From studying aeronautical engineering to pursuing public policy and management, I was moulded into a technologist by my education and formal jobs. Some years after embarking on this professional path, I found myself travelling as an international civil servant working for the United Nations. Despite my demanding career, my passion for the creative remained strong and indeed never stopped developing. This desire and this love of art kept me learning about different artists from various periods and styles from the classical to the postmodern. In my spare time between working hours and home, I started creating figurative paintings and building a body of abstract expressionistic work — an “atonement’’ for my inner desire that allowed me to maintain my attraction to abstraction.
During my UN appointments, I travelled to Croatia, Rwanda, Angola, Kosovo, Iraq, and Lebanon, among other intriguing places. Driven by my interest in art, I took the opportunity to visit historical places in each of these countries. Fascinated by the abundance of art, history, and culture, I was attracted to anything that appeared old, decayed, and beaten up by the weather or the elements or time. I imagined the natural and organic evolutions of monuments and walls and imagined the inherited stories within. I started painting abstractions of what I saw and remembered of those places.

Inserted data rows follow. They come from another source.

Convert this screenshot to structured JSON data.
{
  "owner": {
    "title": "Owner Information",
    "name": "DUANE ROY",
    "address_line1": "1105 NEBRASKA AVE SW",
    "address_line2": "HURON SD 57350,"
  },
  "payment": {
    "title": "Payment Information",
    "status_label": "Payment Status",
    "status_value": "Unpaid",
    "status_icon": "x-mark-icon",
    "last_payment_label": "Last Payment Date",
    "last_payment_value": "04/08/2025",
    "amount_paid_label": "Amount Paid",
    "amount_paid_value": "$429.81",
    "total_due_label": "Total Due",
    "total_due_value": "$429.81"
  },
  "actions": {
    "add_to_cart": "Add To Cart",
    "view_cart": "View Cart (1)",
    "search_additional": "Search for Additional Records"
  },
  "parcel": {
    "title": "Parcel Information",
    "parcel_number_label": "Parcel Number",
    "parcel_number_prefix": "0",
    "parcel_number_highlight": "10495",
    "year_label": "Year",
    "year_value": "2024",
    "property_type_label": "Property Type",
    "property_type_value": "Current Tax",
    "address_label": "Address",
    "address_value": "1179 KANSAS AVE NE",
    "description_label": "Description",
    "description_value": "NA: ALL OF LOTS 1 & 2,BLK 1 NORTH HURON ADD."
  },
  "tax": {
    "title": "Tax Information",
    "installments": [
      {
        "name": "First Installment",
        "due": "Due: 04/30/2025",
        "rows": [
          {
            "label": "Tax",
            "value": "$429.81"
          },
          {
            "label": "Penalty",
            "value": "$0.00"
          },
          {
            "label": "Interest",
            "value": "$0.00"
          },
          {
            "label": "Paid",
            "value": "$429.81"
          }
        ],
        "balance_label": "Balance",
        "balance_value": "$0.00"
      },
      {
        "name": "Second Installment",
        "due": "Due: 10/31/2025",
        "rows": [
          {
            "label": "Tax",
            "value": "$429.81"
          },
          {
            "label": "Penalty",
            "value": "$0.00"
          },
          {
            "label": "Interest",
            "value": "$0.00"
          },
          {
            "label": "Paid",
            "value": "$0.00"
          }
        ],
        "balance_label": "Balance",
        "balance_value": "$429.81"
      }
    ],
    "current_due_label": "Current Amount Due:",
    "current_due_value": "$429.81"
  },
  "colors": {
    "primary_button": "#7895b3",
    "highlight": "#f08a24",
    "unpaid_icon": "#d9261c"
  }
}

In 2017, my wife Celine and I were exposed to cold wax and oil mixed media in contemporary works for the first time. Our first hands-on experience was in Drezzo, Italy, during a week-long workshop on cold wax and oil conducted by Rebecca Crowell and Jerry McLaughlin. This opened my eyes to a new way of painting. Cold wax and oil brings out unusual textures, expressions, and surface subtleties and offers the possibility of painting contrasting markings and working with aberrations on the painted surface itself. Having worked in a variety of media since childhood, I found that cold wax and oil is undoubtedly an exciting painting medium.
This new medium dramatically changed the way I create art. I am now able to bring out textures, designs, and forms easily, the way I always dreamt of. Being passionate about abstract expressionism, I wish to draw the viewer’s attention to the sense of fragility, the mysteries of identity, and the connecting stories within my paintings. With cold wax, I am able to bring out the extraordinary energy from my mind in the form and content of my paintings, as well as the layers that I can activate on the surfaces that can be scratched back to uncover historical layers and perspectives. All my abstract expressionistic work is now exclusively created using the cold wax medium with oil paint, pigment bars, solvents, and much more to achieve a unique richness in my paintings. Though cold wax was used in ancient times, the process of using cold wax as a painting medium still remains relatively uncommon in most regions of the world.
Enjoying moments hiking in Grindelwald.